Redirect URI Discovery

1) What is a Redirect URI?

This URI is where Hellō redirects the user after interacting with the Hellō Wallet. The Redirect URI is the redirect_uri sent in an authorization request and is a required parameter in the Hellō implementation of OpenID Connect. The redirect_uri is one of the ways that Hellō ensures the application identified by the client_id, and all Redirect URIs for an application MUST be registered at the Hellō Developer Console (opens in a new tab). If a redirect_uriis provided that is not registered, Hellō will not redirect the user back to the application.

2) What are the challenges with Redirect URIs?

  • Local development - If you are developing locally, using a Redirect URI such as http://localhost:3000 lets you debug and develop on your own machine without any complicated configuration. Unfortunately, allowing localhost as a Redirect URI reduces the security of your application as an attacker can more easily impersonate your app by using your client_id in a request and redirecting back to a server running on a user's machine and obtaining an ID Token for your app.

  • Configuration - Your server needs to be configured with its Redirect URI, usually as an environment variable, and Hellō needs to be configured with each environments Redirect URI.

  • Dynamic Previews - Services such as Vercel will generate a new, random hostname for each of your deployments so that you can preview them all independently. Manually adding the Redirect URIs for each preview is impractical.

Hellō addresses these issues with Development Redirect URIs, Redirect URI Discovery, and Redirect URI Auto Config.

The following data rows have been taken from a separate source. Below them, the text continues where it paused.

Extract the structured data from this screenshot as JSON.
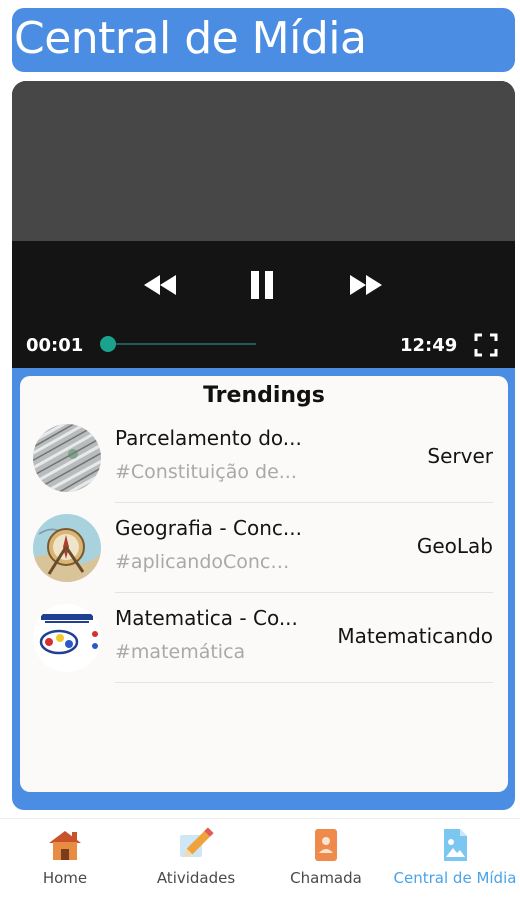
{
  "header": {
    "title": "Central de Mídia"
  },
  "player": {
    "current_time": "00:01",
    "duration": "12:49",
    "progress": 0.01
  },
  "trending": {
    "title": "Trendings",
    "items": [
      {
        "title": "Parcelamento do...",
        "tag": "#Constituição de...",
        "channel": "Server",
        "thumb": "money-stack-thumbnail"
      },
      {
        "title": "Geografia - Conc...",
        "tag": "#aplicandoConcei...",
        "channel": "GeoLab",
        "thumb": "compass-map-thumbnail"
      },
      {
        "title": "Matematica - Co...",
        "tag": "#matemática",
        "channel": "Matematicando",
        "thumb": "math-logo-thumbnail"
      }
    ]
  },
  "nav": {
    "items": [
      {
        "label": "Home",
        "icon": "house-icon"
      },
      {
        "label": "Atividades",
        "icon": "pencil-icon"
      },
      {
        "label": "Chamada",
        "icon": "contact-card-icon"
      },
      {
        "label": "Central de Mídia",
        "icon": "image-file-icon",
        "active": true
      }
    ]
  },
  "colors": {
    "accent": "#4a8de2",
    "seek": "#1aa38f",
    "active_nav": "#4aa3e8"
  }
}
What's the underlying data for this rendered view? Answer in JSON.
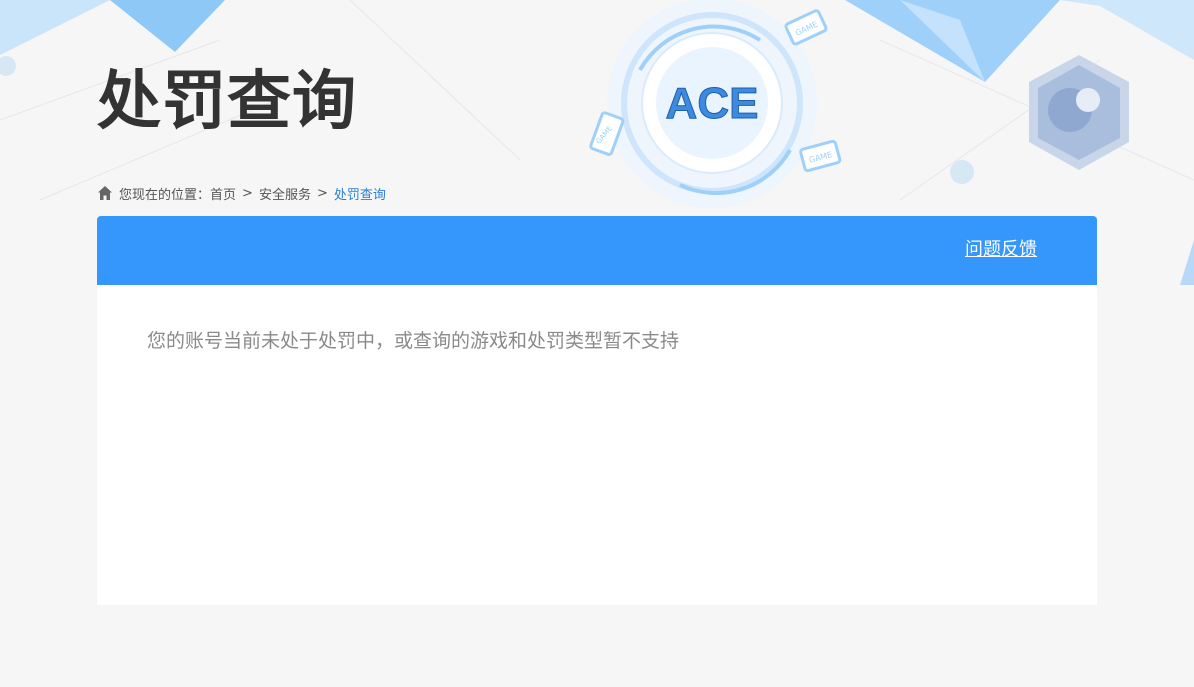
{
  "page": {
    "title": "处罚查询"
  },
  "breadcrumb": {
    "prefix": "您现在的位置：",
    "items": [
      "首页",
      "安全服务",
      "处罚查询"
    ],
    "separator": ">"
  },
  "panel": {
    "feedback_label": "问题反馈",
    "message": "您的账号当前未处于处罚中，或查询的游戏和处罚类型暂不支持"
  },
  "decor": {
    "logo_text": "ACE",
    "game_tag": "GAME"
  },
  "colors": {
    "header_blue": "#3596fc",
    "title": "#333333",
    "breadcrumb_current": "#2a7fd6",
    "message": "#8a8a8a",
    "background": "#f6f6f6"
  }
}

3) What are Development Redirect URIs?

Hellō separates Redirect URIs to be either Development or Production. Only members of your team are allowed to use the Development Redirect URIs registered at Hellō. This allows your team to work against localhost without exposing your users to the security concerns of localhost. To reduce manual configuration, localhost (and 127.0.0.1) are enabled by default when you create an app.

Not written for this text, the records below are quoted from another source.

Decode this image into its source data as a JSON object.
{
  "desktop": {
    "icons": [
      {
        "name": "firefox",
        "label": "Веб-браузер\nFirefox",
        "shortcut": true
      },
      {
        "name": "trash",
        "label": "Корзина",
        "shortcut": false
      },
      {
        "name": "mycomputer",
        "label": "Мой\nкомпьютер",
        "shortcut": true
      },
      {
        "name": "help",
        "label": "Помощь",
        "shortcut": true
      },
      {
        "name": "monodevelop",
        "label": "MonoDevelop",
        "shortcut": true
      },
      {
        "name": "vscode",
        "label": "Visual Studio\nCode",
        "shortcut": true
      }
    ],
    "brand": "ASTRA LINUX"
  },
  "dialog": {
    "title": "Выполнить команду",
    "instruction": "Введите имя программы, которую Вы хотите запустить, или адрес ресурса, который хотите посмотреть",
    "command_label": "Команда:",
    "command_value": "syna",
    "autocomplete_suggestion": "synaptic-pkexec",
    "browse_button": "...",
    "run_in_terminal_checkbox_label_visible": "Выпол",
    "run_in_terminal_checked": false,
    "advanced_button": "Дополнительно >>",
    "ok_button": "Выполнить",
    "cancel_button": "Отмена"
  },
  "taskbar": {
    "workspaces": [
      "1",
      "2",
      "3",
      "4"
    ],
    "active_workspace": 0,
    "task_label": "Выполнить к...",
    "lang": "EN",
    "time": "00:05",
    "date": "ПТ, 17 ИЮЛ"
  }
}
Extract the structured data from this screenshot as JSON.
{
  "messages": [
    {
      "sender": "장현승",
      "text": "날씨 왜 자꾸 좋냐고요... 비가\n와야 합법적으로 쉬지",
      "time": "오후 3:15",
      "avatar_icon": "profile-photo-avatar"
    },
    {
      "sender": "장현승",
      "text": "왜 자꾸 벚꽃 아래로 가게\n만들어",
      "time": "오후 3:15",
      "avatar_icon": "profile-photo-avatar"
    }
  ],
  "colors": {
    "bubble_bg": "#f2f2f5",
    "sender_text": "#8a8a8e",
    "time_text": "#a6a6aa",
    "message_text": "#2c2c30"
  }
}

4) What is Redirect URI Discovery?

If HELLO_REDIRECT_URI has not been set, each server instance running a Hellō SDK will discover its Redirect URI on the first call to login by sending back a page with a script to read the URI the browser is running on and sending that back to the Hellō endpoint as an additional parameter, and then used to send the authorization request to Hellō. The SDK memoizes the Redirect URI for subsequent calls. This allows the SDK to learn the Redirect URI for Dynamic Previews, where the hostname is not known prior to deployment.

5) What is Redirect URI Auto Config?

Redirect URI Auto Config removes manual configuration of the Redirect URI at the Hellō Developer Console. The Redirect URI Discovery removes the configuration burden at the server, but the Redirect URI still needs to be configured at Hellō. If the wildcard domain https://* option in the Development Redirect URIs is enabled for the application, your team is able to use any https Redirect URI. When using an unregistered Redirect URI, the Hellō Wallet adds the wildcard_domain query parameter to the response. When the SDKs see this parameter, they inject an interstitial page prompting your team member to register the Redirect URI as either a Development or Production RedirectURI, removing the requirement to manually register the Redirect URI.

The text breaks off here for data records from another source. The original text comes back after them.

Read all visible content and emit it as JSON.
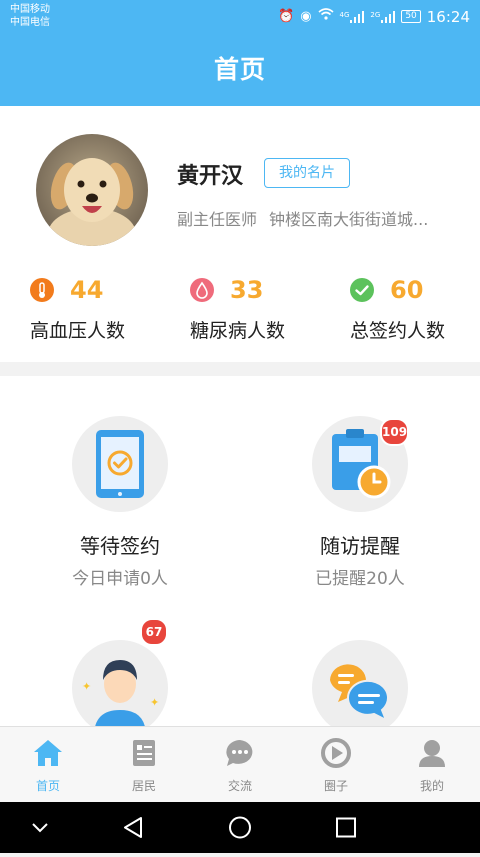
{
  "status": {
    "carrier1": "中国移动",
    "carrier2": "中国电信",
    "net1": "4G",
    "net2": "2G",
    "battery": "50",
    "time": "16:24"
  },
  "header": {
    "title": "首页"
  },
  "profile": {
    "name": "黄开汉",
    "card_button": "我的名片",
    "role": "副主任医师",
    "address": "钟楼区南大街街道城..."
  },
  "stats": [
    {
      "value": "44",
      "label": "高血压人数",
      "icon": "thermometer-icon",
      "color": "#f27b1c"
    },
    {
      "value": "33",
      "label": "糖尿病人数",
      "icon": "blood-drop-icon",
      "color": "#ef6b7b"
    },
    {
      "value": "60",
      "label": "总签约人数",
      "icon": "check-icon",
      "color": "#5cc25c"
    }
  ],
  "tiles": [
    {
      "title": "等待签约",
      "subtitle": "今日申请0人",
      "icon": "tablet-check-icon"
    },
    {
      "title": "随访提醒",
      "subtitle": "已提醒20人",
      "icon": "clipboard-clock-icon",
      "badge": "109"
    },
    {
      "title": "",
      "subtitle": "",
      "icon": "resident-person-icon",
      "badge": "67"
    },
    {
      "title": "",
      "subtitle": "",
      "icon": "chat-bubbles-icon"
    }
  ],
  "tabs": [
    {
      "label": "首页",
      "icon": "home-icon",
      "active": true
    },
    {
      "label": "居民",
      "icon": "resident-list-icon"
    },
    {
      "label": "交流",
      "icon": "chat-icon"
    },
    {
      "label": "圈子",
      "icon": "circle-play-icon"
    },
    {
      "label": "我的",
      "icon": "user-icon"
    }
  ],
  "colors": {
    "primary": "#4db7f3",
    "accent_number": "#f7a92f",
    "badge": "#e8453c"
  }
}
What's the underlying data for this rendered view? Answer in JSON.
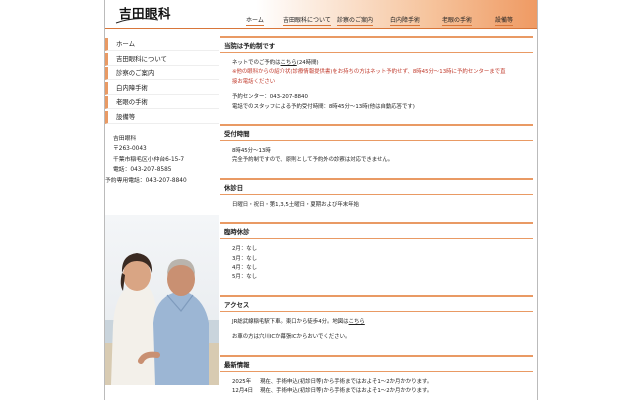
{
  "site": {
    "logo": "吉田眼科"
  },
  "nav": [
    "ホーム",
    "吉田眼科について",
    "診察のご案内",
    "白内障手術",
    "老眼の手術",
    "設備等"
  ],
  "sidebar": [
    "ホーム",
    "吉田眼科について",
    "診察のご案内",
    "白内障手術",
    "老眼の手術",
    "設備等"
  ],
  "address": {
    "name": "吉田眼科",
    "postal": "〒263-0043",
    "street": "千葉市稲毛区小仲台6-15-7",
    "tel": "電話：043-207-8585",
    "reserve_tel": "予約専用電話：043-207-8840"
  },
  "sections": {
    "reservation": {
      "title": "当院は予約制です",
      "l1_a": "ネットでのご予約は",
      "l1_link": "こちら",
      "l1_b": "(24時間)",
      "l2": "※他の眼科からの紹介状(診療情報提供書)をお持ちの方はネット予約せず、8時45分～13時に予約センターまで直",
      "l3": "接お電話ください",
      "l4": "予約センター：043-207-8840",
      "l5": "電話でのスタッフによる予約受付時間：8時45分～13時(他は自動応答です)"
    },
    "hours": {
      "title": "受付時間",
      "l1": "8時45分～13時",
      "l2": "完全予約制ですので、原則として予約外の診察は対応できません。"
    },
    "holidays": {
      "title": "休診日",
      "l1": "日曜日・祝日・第1,3,5土曜日・夏期および年末年始"
    },
    "temp": {
      "title": "臨時休診",
      "months": [
        "2月：なし",
        "3月：なし",
        "4月：なし",
        "5月：なし"
      ]
    },
    "access": {
      "title": "アクセス",
      "l1_a": "JR総武線稲毛駅下車。東口から徒歩4分。地図は",
      "l1_link": "こちら",
      "l2": "お車の方は穴川ICか幕張ICからおいでください。"
    },
    "news": {
      "title": "最新情報",
      "year": "2025年",
      "date": "12月4日",
      "l1": "現在、手術申込(初診日等)から手術まではおよそ1～2か月かかります。",
      "l2": "現在、手術申込(初診日等)から手術まではおよそ1～2か月かかります。"
    }
  }
}
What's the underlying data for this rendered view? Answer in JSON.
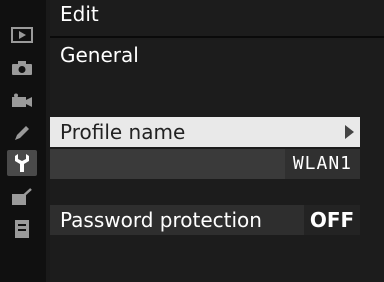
{
  "header": {
    "title": "Edit",
    "section": "General"
  },
  "menu": {
    "profile_label": "Profile name",
    "profile_value": "WLAN1",
    "password_label": "Password protection",
    "password_value": "OFF"
  },
  "sidebar": {
    "icons": [
      "playback-icon",
      "camera-icon",
      "movie-icon",
      "pencil-icon",
      "wrench-icon",
      "retouch-icon",
      "my-menu-icon"
    ],
    "active": "wrench-icon"
  },
  "colors": {
    "highlight_row": "#e9e9e9",
    "panel_bg": "#1c1c1c",
    "sidebar_bg": "#101010"
  }
}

6) Why not just use /api/hellocoop?

We need the full URL for the redirect_uri. The server we are running may be behind a proxy, and the path may be mapped under another path. The discovery mechanism ensures we get the endpoint that the browser is using.

7) Why do the SDKs default to /api/hellocoop?

Putting it in api separates the endpoint from pages. Using hellocoop removes conflicts with many tutorials that create a /api/hello path.